Actor Michael Douglas once had a program of his favorite movie scenes of all time, and he mentioned the love scene that "Ryan's Daughter" is known for. It is a sequence of unspeakable beauty. The lovers are alone in a forest, with sunlight streaming through the branches, spider webs glistening, and dandelions swaying. Michael Douglas has also marvelled about the sounds in this scene: a stream rolling by, gusts of wind, leaves shaking, and nothing else.
In short, this is a scene of penetrating sensuality.

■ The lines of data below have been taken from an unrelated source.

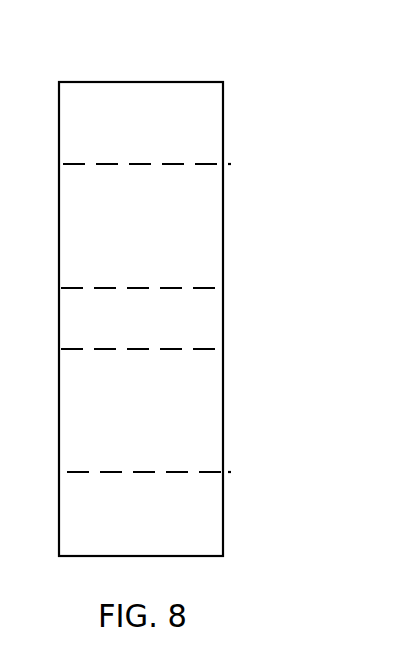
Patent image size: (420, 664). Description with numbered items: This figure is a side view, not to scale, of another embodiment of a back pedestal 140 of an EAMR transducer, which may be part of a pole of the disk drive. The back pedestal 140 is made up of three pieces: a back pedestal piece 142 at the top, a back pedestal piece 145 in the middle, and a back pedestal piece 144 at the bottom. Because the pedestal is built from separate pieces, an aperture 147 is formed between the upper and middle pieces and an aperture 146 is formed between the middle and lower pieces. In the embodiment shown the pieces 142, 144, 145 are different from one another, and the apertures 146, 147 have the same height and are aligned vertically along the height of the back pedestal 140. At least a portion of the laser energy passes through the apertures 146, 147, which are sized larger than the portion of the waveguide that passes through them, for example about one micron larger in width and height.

The back pedestal 140 is at (178, 44).
The back pedestal piece 142 is at (298, 100).
The aperture 147 is at (288, 243).
The back pedestal piece 145 is at (259, 319).
The aperture 146 is at (281, 420).
The back pedestal piece 144 is at (268, 518).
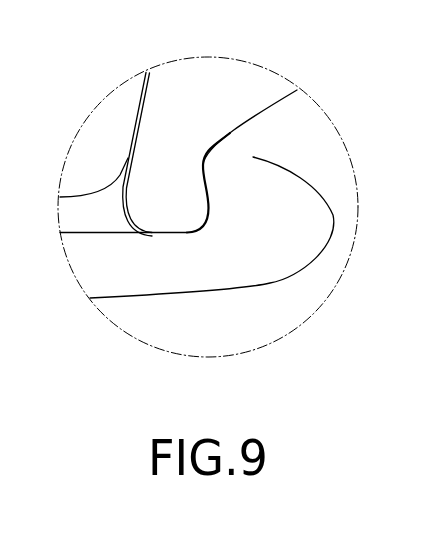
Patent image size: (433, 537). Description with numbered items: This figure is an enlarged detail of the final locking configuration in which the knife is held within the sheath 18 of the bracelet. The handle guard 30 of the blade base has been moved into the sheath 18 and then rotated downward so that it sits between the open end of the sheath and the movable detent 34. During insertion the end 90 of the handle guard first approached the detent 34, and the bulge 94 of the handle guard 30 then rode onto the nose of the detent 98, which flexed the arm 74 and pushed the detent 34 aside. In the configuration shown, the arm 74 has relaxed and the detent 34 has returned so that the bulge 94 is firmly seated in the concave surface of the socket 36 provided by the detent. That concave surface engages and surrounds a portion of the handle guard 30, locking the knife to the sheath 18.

The handle guard 30 is at (206, 78).
The sheath 18 is at (95, 142).
The arm 74 is at (87, 267).
The end of the handle guard 90 is at (150, 232).
The bulge 94 is at (203, 207).
The nose of the detent 98 is at (205, 163).
The socket 36 is at (205, 167).
The detent 34 is at (293, 220).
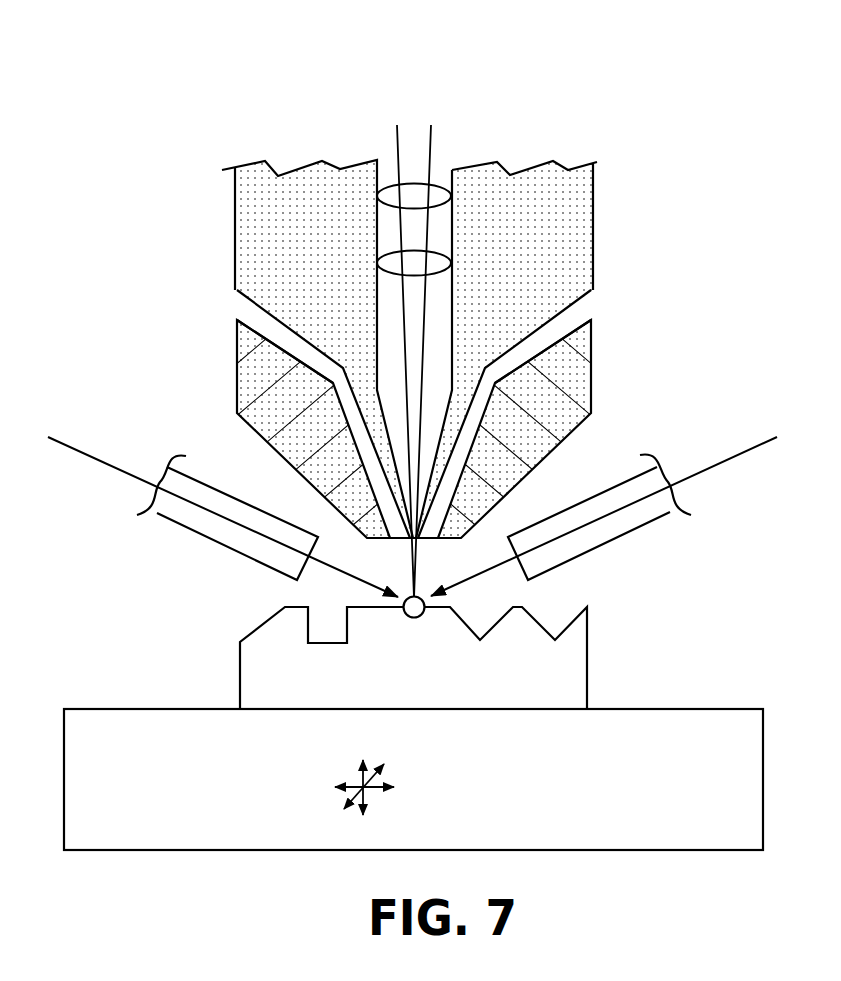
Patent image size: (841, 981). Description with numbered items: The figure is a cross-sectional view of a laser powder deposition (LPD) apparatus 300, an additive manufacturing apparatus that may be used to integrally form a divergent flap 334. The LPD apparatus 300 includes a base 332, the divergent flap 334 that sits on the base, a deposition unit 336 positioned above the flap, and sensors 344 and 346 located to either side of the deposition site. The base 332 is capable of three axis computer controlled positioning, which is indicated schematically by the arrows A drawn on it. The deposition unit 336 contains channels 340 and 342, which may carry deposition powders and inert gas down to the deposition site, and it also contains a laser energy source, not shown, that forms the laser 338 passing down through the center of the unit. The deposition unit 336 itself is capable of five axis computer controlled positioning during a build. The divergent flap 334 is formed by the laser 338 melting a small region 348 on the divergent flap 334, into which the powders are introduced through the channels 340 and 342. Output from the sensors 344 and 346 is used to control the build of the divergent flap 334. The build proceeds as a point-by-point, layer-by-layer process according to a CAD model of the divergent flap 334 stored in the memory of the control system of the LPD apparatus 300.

The laser powder deposition (LPD) apparatus 300 is at (673, 95).
The base 332 is at (732, 780).
The divergent flap 334 is at (570, 692).
The deposition unit 336 is at (621, 195).
The laser 338 is at (413, 154).
The channel 340 is at (583, 308).
The channel 342 is at (244, 311).
The sensor 344 is at (650, 515).
The sensor 346 is at (185, 517).
The small region 348 is at (425, 604).
The arrows A is at (398, 772).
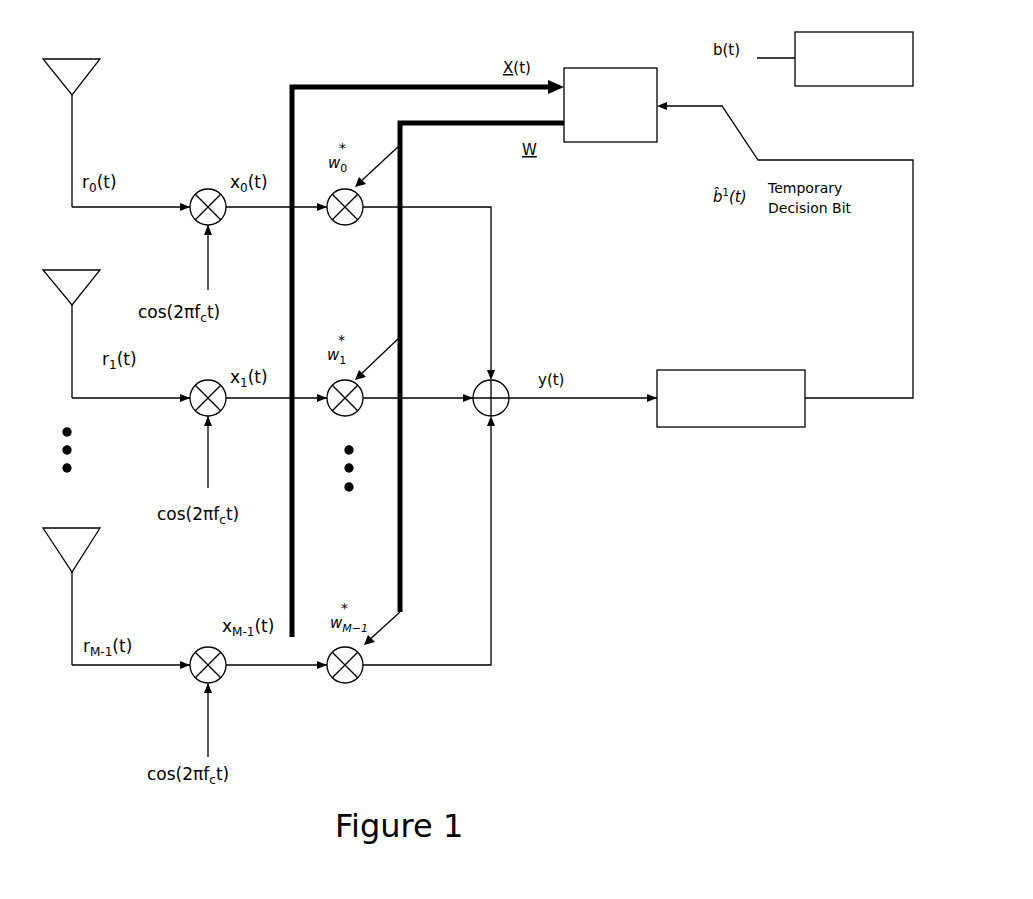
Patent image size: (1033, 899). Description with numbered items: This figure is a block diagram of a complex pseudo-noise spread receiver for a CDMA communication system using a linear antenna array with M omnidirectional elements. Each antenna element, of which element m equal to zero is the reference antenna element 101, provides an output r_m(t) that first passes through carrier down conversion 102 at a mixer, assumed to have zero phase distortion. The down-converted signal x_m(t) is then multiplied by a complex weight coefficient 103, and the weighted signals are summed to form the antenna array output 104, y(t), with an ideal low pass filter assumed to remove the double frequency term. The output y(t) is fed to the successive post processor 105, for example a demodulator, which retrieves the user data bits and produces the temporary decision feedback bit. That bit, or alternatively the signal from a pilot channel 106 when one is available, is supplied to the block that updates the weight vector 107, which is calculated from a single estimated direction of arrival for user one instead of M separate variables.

The reference antenna element 101 is at (71, 348).
The carrier down conversion 102 is at (200, 422).
The complex weight coefficient 103 is at (263, 207).
The antenna array output 104 is at (474, 390).
The post processor 105 is at (731, 385).
The pilot channel 106 is at (854, 45).
The weight vector 107 is at (610, 87).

I will leave you with a review of "Ryan's Daughter" from off the web by someone named Matthew Wilder. The review doesn't give too much of the plot away in case you ever want to rent the movie:
"David Lean's Ryan's Daughter makes my shoulders shudder, my torso heave, and my throat constrict. This isn't just a sad romantic movie--this is trauma...
Lean's greatest masterpiece, Ryan's Daughter is like a fusion of the sexual intensity of D. H. Lawrence with the cosmic fatalism of Thomas Hardy--sold with the melodramatic brio of a Hollywood movie. Maurice Jarre's theme--one of the finest ever composed for the screen--conspires with the jagged, stormy cliffs and overhanging boulders of cloud to create the most viscerally potent impression of smothered desire I can recall in a movie. This is hundred-proof stuff, so rent at your own risk--it could wreck you for days afterward."